The foregoing shows that the appeal must be rejected. The court costs and the other party’s costs follow the same fate (Art. 66(1) and 68(1) LTF).
Therefore, the Federal Tribunal rules:
The appeal is rejected.
The judicial costs set at CHF 15’000 shall be borne by the Appellant, which shall pay the Respondent an amount of CHF 17’000 for the federal judicial proceedings.
Notification to counsel for the parties and to the ad hoc Arbitral Tribunal.
Lausanne, July 8, 2016
In the name of the First Civil Law Court of the Swiss Federal Tribunal
Presiding Judge: Clerk:
Klett (Mrs.) Piatti
- 1. Translator’s Note: Quote as A.________ S.p.A. v. B.________ AG, 4A_259/2015. The decision was issued in Italian. The full text is available on the website of the Federal Tribunal, www.bger.ch.

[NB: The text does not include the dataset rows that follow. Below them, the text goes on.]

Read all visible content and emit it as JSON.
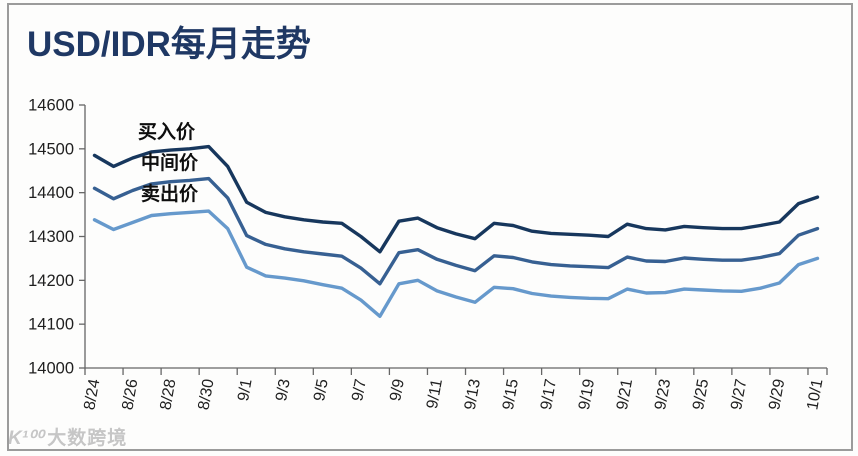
{
  "watermark": {
    "logo": "K¹⁰⁰",
    "text": "大数跨境"
  },
  "colors": {
    "title": "#1F3864",
    "axis": "#666666",
    "tick_text": "#1f1f1f",
    "frame": "#9B9B9B"
  },
  "chart_data": {
    "type": "line",
    "title": "USD/IDR每月走势",
    "xlabel": "",
    "ylabel": "",
    "grid": false,
    "legend": "inline-labels-top-left",
    "ylim": [
      14000,
      14600
    ],
    "y_ticks": [
      14000,
      14100,
      14200,
      14300,
      14400,
      14500,
      14600
    ],
    "x": [
      "8/24",
      "8/25",
      "8/26",
      "8/27",
      "8/28",
      "8/29",
      "8/30",
      "8/31",
      "9/1",
      "9/2",
      "9/3",
      "9/4",
      "9/5",
      "9/6",
      "9/7",
      "9/8",
      "9/9",
      "9/10",
      "9/11",
      "9/12",
      "9/13",
      "9/14",
      "9/15",
      "9/16",
      "9/17",
      "9/18",
      "9/19",
      "9/20",
      "9/21",
      "9/22",
      "9/23",
      "9/24",
      "9/25",
      "9/26",
      "9/27",
      "9/28",
      "9/29",
      "9/30",
      "10/1"
    ],
    "x_tick_labels": [
      "8/24",
      "8/26",
      "8/28",
      "8/30",
      "9/1",
      "9/3",
      "9/5",
      "9/7",
      "9/9",
      "9/11",
      "9/13",
      "9/15",
      "9/17",
      "9/19",
      "9/21",
      "9/23",
      "9/25",
      "9/27",
      "9/29",
      "10/1"
    ],
    "series": [
      {
        "name": "买入价",
        "color": "#17375D",
        "values": [
          14485,
          14460,
          14479,
          14493,
          14497,
          14500,
          14505,
          14460,
          14378,
          14355,
          14345,
          14338,
          14333,
          14330,
          14300,
          14265,
          14335,
          14342,
          14320,
          14306,
          14295,
          14330,
          14325,
          14312,
          14307,
          14305,
          14303,
          14300,
          14328,
          14318,
          14315,
          14323,
          14320,
          14318,
          14318,
          14325,
          14333,
          14375,
          14390
        ]
      },
      {
        "name": "中间价",
        "color": "#376092",
        "values": [
          14410,
          14386,
          14405,
          14420,
          14425,
          14428,
          14432,
          14388,
          14302,
          14282,
          14272,
          14265,
          14260,
          14255,
          14228,
          14192,
          14263,
          14270,
          14248,
          14234,
          14222,
          14256,
          14252,
          14242,
          14236,
          14233,
          14231,
          14229,
          14253,
          14244,
          14243,
          14251,
          14248,
          14246,
          14246,
          14252,
          14261,
          14303,
          14318
        ]
      },
      {
        "name": "卖出价",
        "color": "#6699CC",
        "values": [
          14338,
          14316,
          14332,
          14348,
          14352,
          14355,
          14358,
          14318,
          14230,
          14210,
          14205,
          14199,
          14190,
          14182,
          14155,
          14118,
          14192,
          14200,
          14176,
          14162,
          14150,
          14184,
          14181,
          14170,
          14164,
          14161,
          14159,
          14158,
          14180,
          14171,
          14172,
          14180,
          14178,
          14176,
          14175,
          14182,
          14194,
          14236,
          14250
        ]
      }
    ]
  }
}
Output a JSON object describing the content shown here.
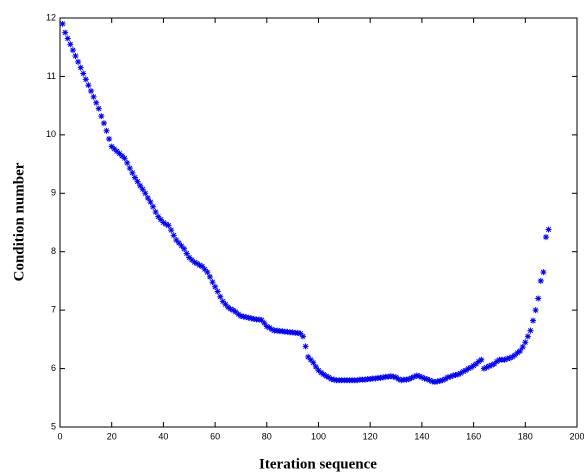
{
  "chart_data": {
    "type": "scatter",
    "x_label": "Iteration sequence",
    "y_label": "Condition number",
    "xlim": [
      0,
      200
    ],
    "xticks": [
      0,
      20,
      40,
      60,
      80,
      100,
      120,
      140,
      160,
      180,
      200
    ],
    "ylim": [
      5,
      12
    ],
    "yticks": [
      5,
      6,
      7,
      8,
      9,
      10,
      11,
      12
    ],
    "grid": false,
    "series": [
      {
        "color": "#0000ff",
        "x": [
          1,
          2,
          3,
          4,
          5,
          6,
          7,
          8,
          9,
          10,
          11,
          12,
          13,
          14,
          15,
          16,
          17,
          18,
          19,
          20,
          21,
          22,
          23,
          24,
          25,
          26,
          27,
          28,
          29,
          30,
          31,
          32,
          33,
          34,
          35,
          36,
          37,
          38,
          39,
          40,
          41,
          42,
          43,
          44,
          45,
          46,
          47,
          48,
          49,
          50,
          51,
          52,
          53,
          54,
          55,
          56,
          57,
          58,
          59,
          60,
          61,
          62,
          63,
          64,
          65,
          66,
          67,
          68,
          69,
          70,
          71,
          72,
          73,
          74,
          75,
          76,
          77,
          78,
          79,
          80,
          81,
          82,
          83,
          84,
          85,
          86,
          87,
          88,
          89,
          90,
          91,
          92,
          93,
          94,
          95,
          96,
          97,
          98,
          99,
          100,
          101,
          102,
          103,
          104,
          105,
          106,
          107,
          108,
          109,
          110,
          111,
          112,
          113,
          114,
          115,
          116,
          117,
          118,
          119,
          120,
          121,
          122,
          123,
          124,
          125,
          126,
          127,
          128,
          129,
          130,
          131,
          132,
          133,
          134,
          135,
          136,
          137,
          138,
          139,
          140,
          141,
          142,
          143,
          144,
          145,
          146,
          147,
          148,
          149,
          150,
          151,
          152,
          153,
          154,
          155,
          156,
          157,
          158,
          159,
          160,
          161,
          162,
          163,
          164,
          165,
          166,
          167,
          168,
          169,
          170,
          171,
          172,
          173,
          174,
          175,
          176,
          177,
          178,
          179,
          180,
          181,
          182,
          183,
          184,
          185,
          186,
          187,
          188,
          189
        ],
        "values": [
          11.9,
          11.75,
          11.65,
          11.55,
          11.45,
          11.35,
          11.25,
          11.15,
          11.05,
          10.95,
          10.85,
          10.75,
          10.65,
          10.55,
          10.45,
          10.32,
          10.2,
          10.07,
          9.93,
          9.8,
          9.76,
          9.72,
          9.68,
          9.64,
          9.6,
          9.52,
          9.43,
          9.35,
          9.27,
          9.2,
          9.13,
          9.07,
          9.0,
          8.92,
          8.85,
          8.77,
          8.68,
          8.6,
          8.55,
          8.5,
          8.47,
          8.45,
          8.37,
          8.28,
          8.2,
          8.15,
          8.1,
          8.05,
          7.97,
          7.9,
          7.86,
          7.82,
          7.8,
          7.77,
          7.75,
          7.7,
          7.65,
          7.57,
          7.48,
          7.4,
          7.32,
          7.23,
          7.15,
          7.1,
          7.05,
          7.02,
          7.0,
          6.97,
          6.93,
          6.9,
          6.89,
          6.88,
          6.87,
          6.86,
          6.85,
          6.84,
          6.84,
          6.83,
          6.78,
          6.72,
          6.7,
          6.67,
          6.65,
          6.65,
          6.64,
          6.64,
          6.63,
          6.63,
          6.62,
          6.62,
          6.61,
          6.61,
          6.6,
          6.55,
          6.38,
          6.2,
          6.15,
          6.1,
          6.03,
          5.97,
          5.93,
          5.9,
          5.87,
          5.85,
          5.82,
          5.81,
          5.8,
          5.8,
          5.8,
          5.8,
          5.8,
          5.8,
          5.8,
          5.8,
          5.8,
          5.81,
          5.81,
          5.81,
          5.82,
          5.82,
          5.83,
          5.83,
          5.84,
          5.84,
          5.85,
          5.86,
          5.86,
          5.87,
          5.86,
          5.85,
          5.82,
          5.8,
          5.81,
          5.81,
          5.82,
          5.84,
          5.86,
          5.88,
          5.87,
          5.85,
          5.83,
          5.82,
          5.8,
          5.78,
          5.77,
          5.78,
          5.79,
          5.8,
          5.82,
          5.85,
          5.86,
          5.88,
          5.89,
          5.9,
          5.92,
          5.95,
          5.97,
          6.0,
          6.02,
          6.05,
          6.08,
          6.12,
          6.15,
          6.0,
          6.02,
          6.04,
          6.06,
          6.08,
          6.12,
          6.15,
          6.15,
          6.15,
          6.17,
          6.18,
          6.2,
          6.23,
          6.27,
          6.3,
          6.37,
          6.45,
          6.55,
          6.65,
          6.82,
          7.0,
          7.2,
          7.5,
          7.65,
          8.25,
          8.38
        ]
      }
    ]
  }
}
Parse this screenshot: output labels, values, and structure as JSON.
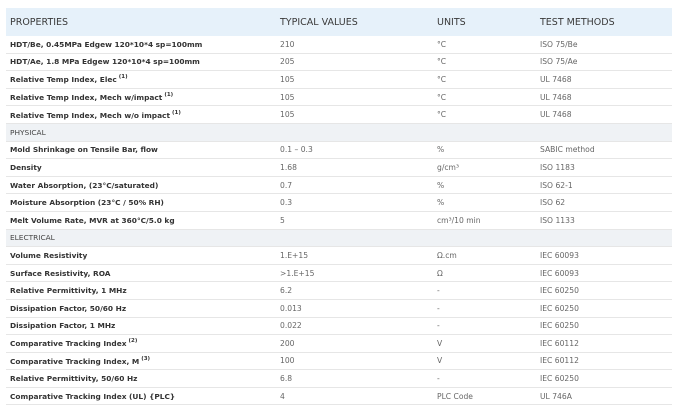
{
  "table": {
    "header": [
      "PROPERTIES",
      "TYPICAL VALUES",
      "UNITS",
      "TEST METHODS"
    ],
    "rows": [
      {
        "cells": [
          "HDT/Be, 0.45MPa Edgew 120*10*4 sp=100mm",
          "210",
          "°C",
          "ISO 75/Be"
        ]
      },
      {
        "cells": [
          "HDT/Ae, 1.8 MPa Edgew 120*10*4 sp=100mm",
          "205",
          "°C",
          "ISO 75/Ae"
        ]
      },
      {
        "cells": [
          "Relative Temp Index, Elec",
          "105",
          "°C",
          "UL 7468"
        ],
        "note": "(1)"
      },
      {
        "cells": [
          "Relative Temp Index, Mech w/impact",
          "105",
          "°C",
          "UL 7468"
        ],
        "note": "(1)"
      },
      {
        "cells": [
          "Relative Temp Index, Mech w/o impact",
          "105",
          "°C",
          "UL 7468"
        ],
        "note": "(1)"
      },
      {
        "section": "PHYSICAL"
      },
      {
        "cells": [
          "Mold Shrinkage on Tensile Bar, flow",
          "0.1 – 0.3",
          "%",
          "SABIC method"
        ]
      },
      {
        "cells": [
          "Density",
          "1.68",
          "g/cm³",
          "ISO 1183"
        ]
      },
      {
        "cells": [
          "Water Absorption, (23°C/saturated)",
          "0.7",
          "%",
          "ISO 62-1"
        ]
      },
      {
        "cells": [
          "Moisture Absorption (23°C / 50% RH)",
          "0.3",
          "%",
          "ISO 62"
        ]
      },
      {
        "cells": [
          "Melt Volume Rate, MVR at 360°C/5.0 kg",
          "5",
          "cm³/10 min",
          "ISO 1133"
        ]
      },
      {
        "section": "ELECTRICAL"
      },
      {
        "cells": [
          "Volume Resistivity",
          "1.E+15",
          "Ω.cm",
          "IEC 60093"
        ]
      },
      {
        "cells": [
          "Surface Resistivity, ROA",
          ">1.E+15",
          "Ω",
          "IEC 60093"
        ]
      },
      {
        "cells": [
          "Relative Permittivity, 1 MHz",
          "6.2",
          "-",
          "IEC 60250"
        ]
      },
      {
        "cells": [
          "Dissipation Factor, 50/60 Hz",
          "0.013",
          "-",
          "IEC 60250"
        ]
      },
      {
        "cells": [
          "Dissipation Factor, 1 MHz",
          "0.022",
          "-",
          "IEC 60250"
        ]
      },
      {
        "cells": [
          "Comparative Tracking Index",
          "200",
          "V",
          "IEC 60112"
        ],
        "note": "(2)"
      },
      {
        "cells": [
          "Comparative Tracking Index, M",
          "100",
          "V",
          "IEC 60112"
        ],
        "note": "(3)"
      },
      {
        "cells": [
          "Relative Permittivity, 50/60 Hz",
          "6.8",
          "-",
          "IEC 60250"
        ]
      },
      {
        "cells": [
          "Comparative Tracking Index (UL) {PLC}",
          "4",
          "PLC Code",
          "UL 746A"
        ]
      }
    ]
  }
}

- 2. Translator’s Note: PILA is the most commonly used English abbreviation for the Federal Statute on International Private Law of December 18, 1987, RS 291.
- 3. Translator’s Note: LTF is the Italian and French abbreviation of the Federal Statute of June 17, 2005, organizing the
- 4. Translator’s Note: The official languages of Switzerland are German, French and Italian.
- 5. Translator’s Note: The English translation of this decision is available here: http://www.swissarbitrationdecisions.com/swiss-supreme-court-addresses-difference-between-treaty-claims-and-contract-claims
- 6. Translator’s Note: Cost. Is the Italian abbreviation for the Swiss Federal Constitution.